We generally prefer 9 because the message is so clear and well-spouted. The priest at the 7:30 mass is lovely, but we’re never really quite sure what he’s getting at.
Anyhow, since Benjamin has started becoming wholly animated all day, every day, we’ve begun sitting in the “Bawl Room” at the back of the church near the nursery, the “Bride’s Room” (yes, the church is so big it has a room just for brides) and the rest rooms.
Two weeks ago we attended 7:30 mass and were sitting in the Bawl Room. During the first reading an older woman walked into the room behind us toting a large rolling suitcase and another bag over her shoulder. She did not look haggard or tired or homeless, but she was traveling with an awful lot of luggage and seemed a bit out of place.
She went directly into the bathroom and didn’t come out for a while. I take notice of things like this when I’m supposed to be listening to the word of God.
Since childhood, before ever doing something daring or nerve-wracking or whenever I’m in a situation where something unexpected could happen, I imagine what the newspaper headline would read if an unforeseen tragedy occurred and I was involved. ”American tourists in South Africa killed in rhino attack.” “Amusement ride at county fair crushes local woman.” “Girl sent by parents to get a gallon of milk: never returned.”
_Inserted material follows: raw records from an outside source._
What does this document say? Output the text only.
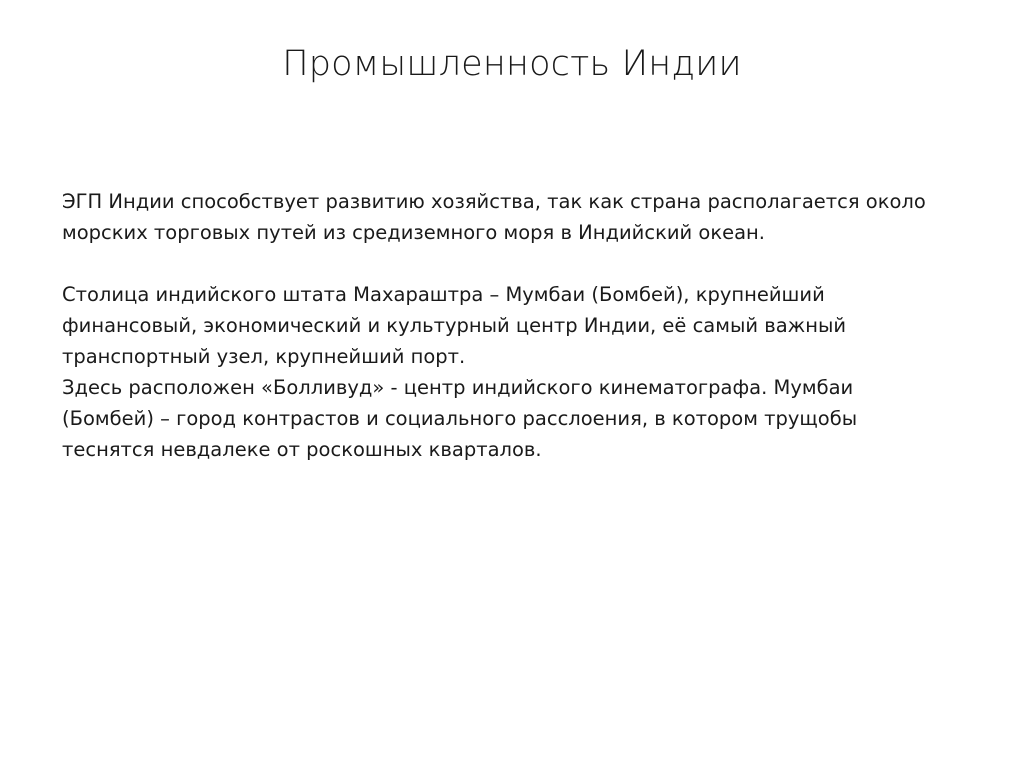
Промышленность Индии

ЭГП Индии способствует развитию хозяйства, так как страна располагается около
морских торговых путей из средиземного моря в Индийский океан.

Столица индийского штата Махараштра – Мумбаи (Бомбей), крупнейший
финансовый, экономический и культурный центр Индии, её самый важный
транспортный узел, крупнейший порт.

Здесь расположен «Болливуд» - центр индийского кинематографа. Мумбаи
(Бомбей) – город контрастов и социального расслоения, в котором трущобы
теснятся невдалеке от роскошных кварталов.
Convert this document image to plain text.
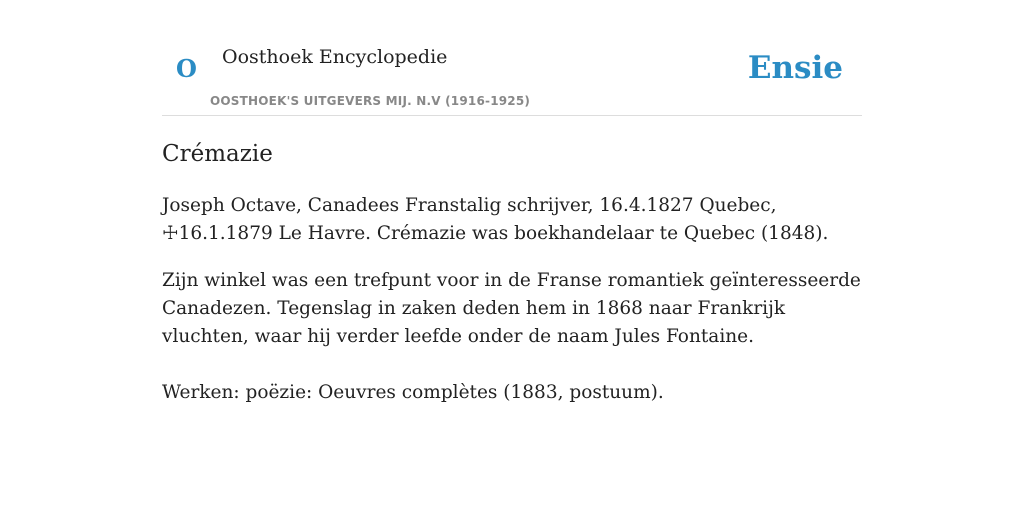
O Oosthoek Encyclopedie
OOSTHOEK'S UITGEVERS MIJ. N.V (1916-1925)
Ensie
Crémazie

Joseph Octave, Canadees Franstalig schrijver, 16.4.1827 Quebec, ☩16.1.1879 Le Havre. Crémazie was boekhandelaar te Quebec (1848).

Zijn winkel was een trefpunt voor in de Franse romantiek geïnteresseerde Canadezen. Tegenslag in zaken deden hem in 1868 naar Frankrijk vluchten, waar hij verder leefde onder de naam Jules Fontaine.

Werken: poëzie: Oeuvres complètes (1883, postuum).
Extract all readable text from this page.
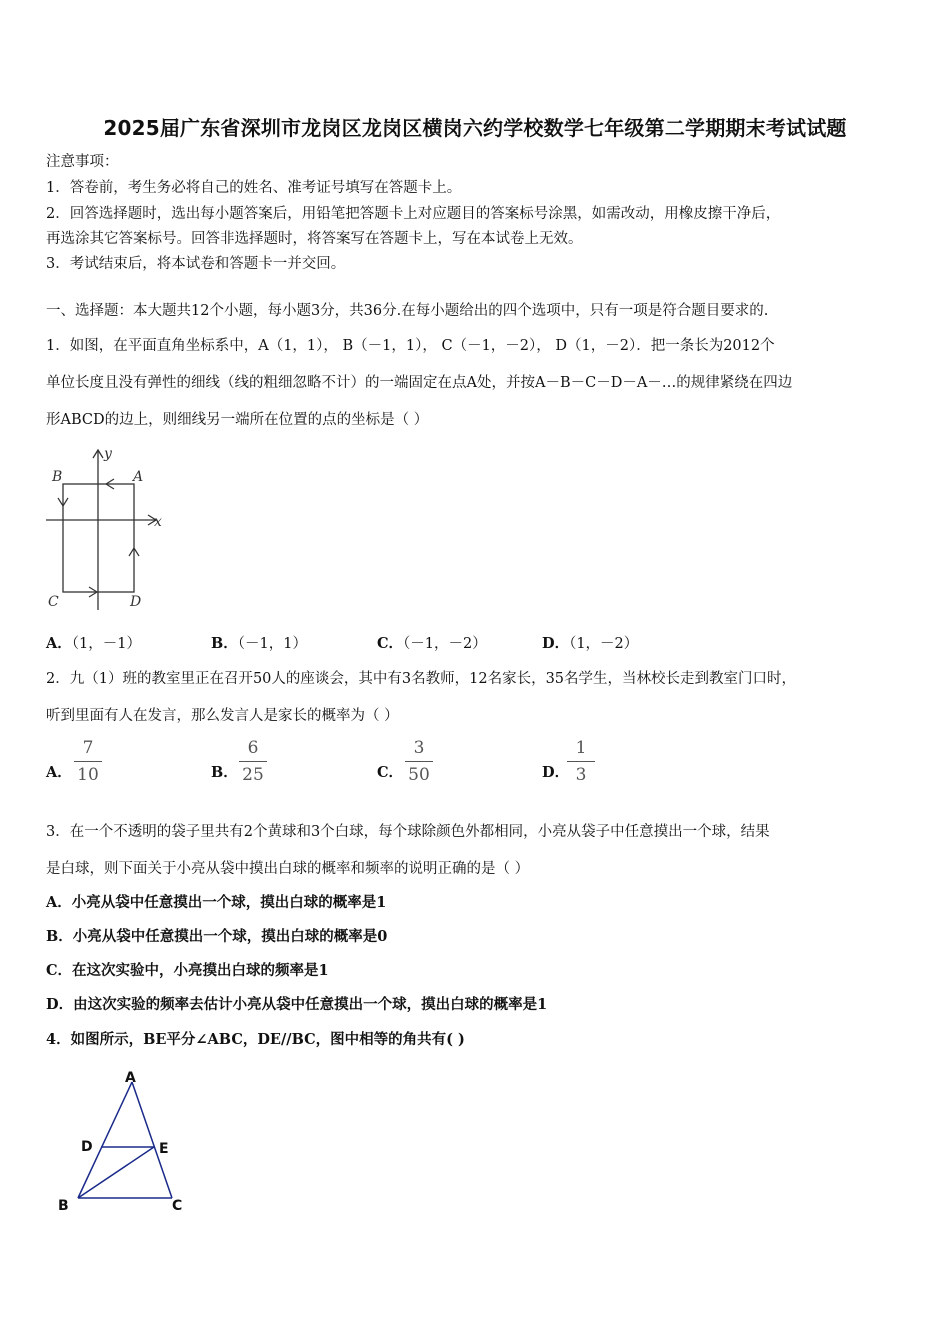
2025届广东省深圳市龙岗区龙岗区横岗六约学校数学七年级第二学期期末考试试题
注意事项：
1．答卷前，考生务必将自己的姓名、准考证号填写在答题卡上。
2．回答选择题时，选出每小题答案后，用铅笔把答题卡上对应题目的答案标号涂黑，如需改动，用橡皮擦干净后，
再选涂其它答案标号。回答非选择题时，将答案写在答题卡上，写在本试卷上无效。
3．考试结束后，将本试卷和答题卡一并交回。
一、选择题：本大题共12个小题，每小题3分，共36分.在每小题给出的四个选项中，只有一项是符合题目要求的.
1．如图，在平面直角坐标系中，A（1，1）， B（－1，1）， C（－1，－2）， D（1，－2）．把一条长为2012个
单位长度且没有弹性的细线（线的粗细忽略不计）的一端固定在点A处，并按A－B－C－D－A－…的规律紧绕在四边
形ABCD的边上，则细线另一端所在位置的点的坐标是（ ）
B	A
C	D
x
y
A．（1，－1）	B．（－1，1）	C．（－1，－2）	D．（1，－2）
2．九（1）班的教室里正在召开50人的座谈会，其中有3名教师，12名家长，35名学生，当林校长走到教室门口时，
听到里面有人在发言，那么发言人是家长的概率为（ ）
A．
7
10	B．
6
25	C．
3
50	D．
1
3
3．在一个不透明的袋子里共有2个黄球和3个白球，每个球除颜色外都相同，小亮从袋子中任意摸出一个球，结果
是白球，则下面关于小亮从袋中摸出白球的概率和频率的说明正确的是（ ）
A．小亮从袋中任意摸出一个球，摸出白球的概率是1
B．小亮从袋中任意摸出一个球，摸出白球的概率是0
C．在这次实验中，小亮摸出白球的频率是1
D．由这次实验的频率去估计小亮从袋中任意摸出一个球，摸出白球的概率是1
4．如图所示，BE平分∠ABC，DE//BC，图中相等的角共有( )
A
D	E
B	C
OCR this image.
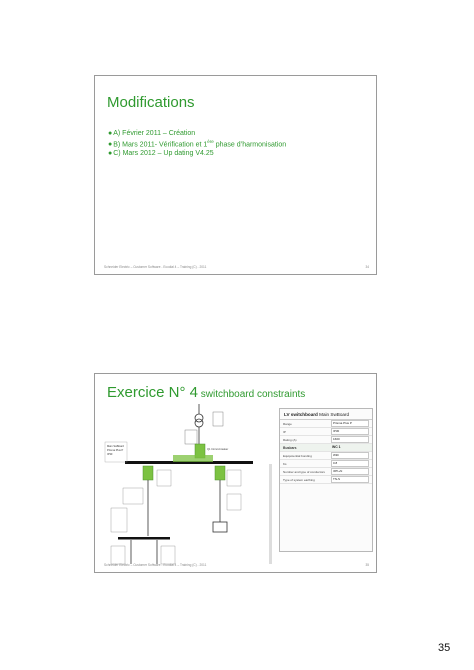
Modifications
●A) Février 2011 – Création
●B) Mars 2011- Vérification et 1ère phase d’harmonisation
●C) Mars 2012 – Up dating V4.25
Schneider Electric – Customer Software - Ecodial 4 – Training (C) - 2011	34
Exercice N° 4 switchboard constraints
Q1 Circuit-breaker
Main SwBoard
Prisma Plus P
IP30
LV switchboard Main SwBoard
Range	Prisma Plus P
IP	IP30
Rating (A)	1600
Busbars	WC 1
Equipotential bonding	With
Ks	0.8
Number and type of conductors	3Ph+N
Type of system earthing	TN-S
Schneider Electric – Customer Software - Ecodial 4 – Training (C) - 2011	35
35
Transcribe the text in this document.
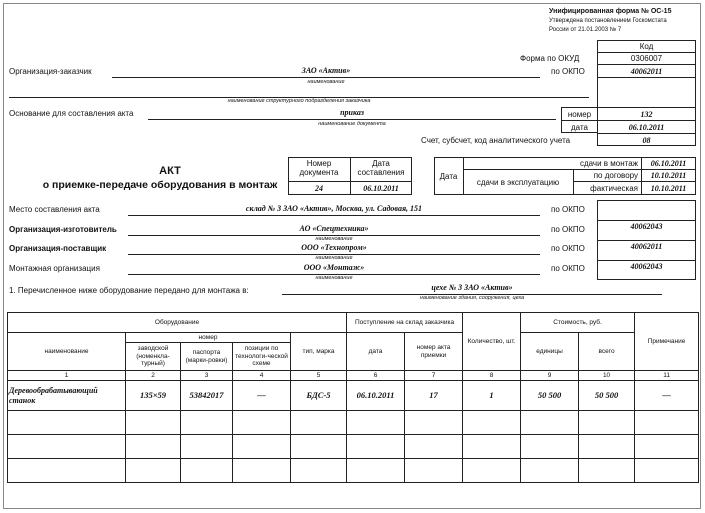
Унифицированная форма № ОС-15
Утверждена постановлением Госкомстата
России от 21.01.2003 № 7
Код
Форма по ОКУД	0306007
по ОКПО	40062011
номер	132
дата	06.10.2011
Счет, субсчет, код аналитического учета	08
Организация-заказчик	ЗАО «Актив»
наименование
наименование структурного подразделения заказчика
Основание для составления акта	приказ
наименование документа
АКТ
о приемке-передаче оборудования в монтаж
Номер документа
Дата составления
24	06.10.2011
Дата
сдачи в монтаж	06.10.2011
сдачи в эксплуатацию
по договору	10.10.2011
фактическая	10.10.2011
Место составления акта	склад № 3 ЗАО «Актив», Москва, ул. Садовая, 151	по ОКПО
Организация-изготовитель	АО «Спецтехника»
наименование
по ОКПО	40062043
Организация-поставщик	ООО «Технопром»
наименование
по ОКПО	40062011
Монтажная организация	ООО «Монтаж»
наименование
по ОКПО	40062043
1. Перечисленное ниже оборудование передано для монтажа в:	цехе № 3 ЗАО «Актив»
наименование здания, сооружения, цеха
Оборудование					Поступление на склад заказчика		Количество, шт.	Стоимость, руб.		Примечание
наименование	номер			тип, марка	дата	номер акта приемки		единицы	всего	
	заводской (номенкла-турный)	паспорта (марки-ровки)	позиции по технологи-ческой схеме							
1	2	3	4	5	6	7	8	9	10	11
Деревообрабатывающий станок	135×59	53842017	—	БДС-5	06.10.2011	17	1	50 500	50 500	—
For some reason, I had a little pit in my stomach as I tried to imagine just what was taking her so long in the bathroom. What on earth was she doing in there? Should I alert someone that there is a woman with a lot of luggage in the bathroom and she’s been in there for too long? If you see something, say something? But what did I really see?
And then, just after the homily, the door to the bathroom opened and she came out, with her bags. Her clothes were changed and her hair was pulled back. She stood behind us. Chris was wrangling our busy baby and offered to get her a chair. She politely declined, coo-cooed at Benjamin and flashed him a huge smile which he reciprocated. And then she walked out of the room with her things. Benjamin followed her with his eyes.
As we prepared to receive communion, she walked up to the baptismal font, which is in the middle of the church, and dipped her hand in the water. She blessed herself.
Then, she dipped her fingers in again and used the water to smooth her hair back. She looked into the water, presumably at her own reflection.
I immediately felt peace. It became clear to me she was just an angel, stopping by to remind me not to get so worked up about things I can’t control, and to calm my imagination and lasso it before it runs completely wild. To be present, to be thoughtful, but also to pay attention to those around me without judging too harshly.
When I came back from communion she was gone, as I knew she would be.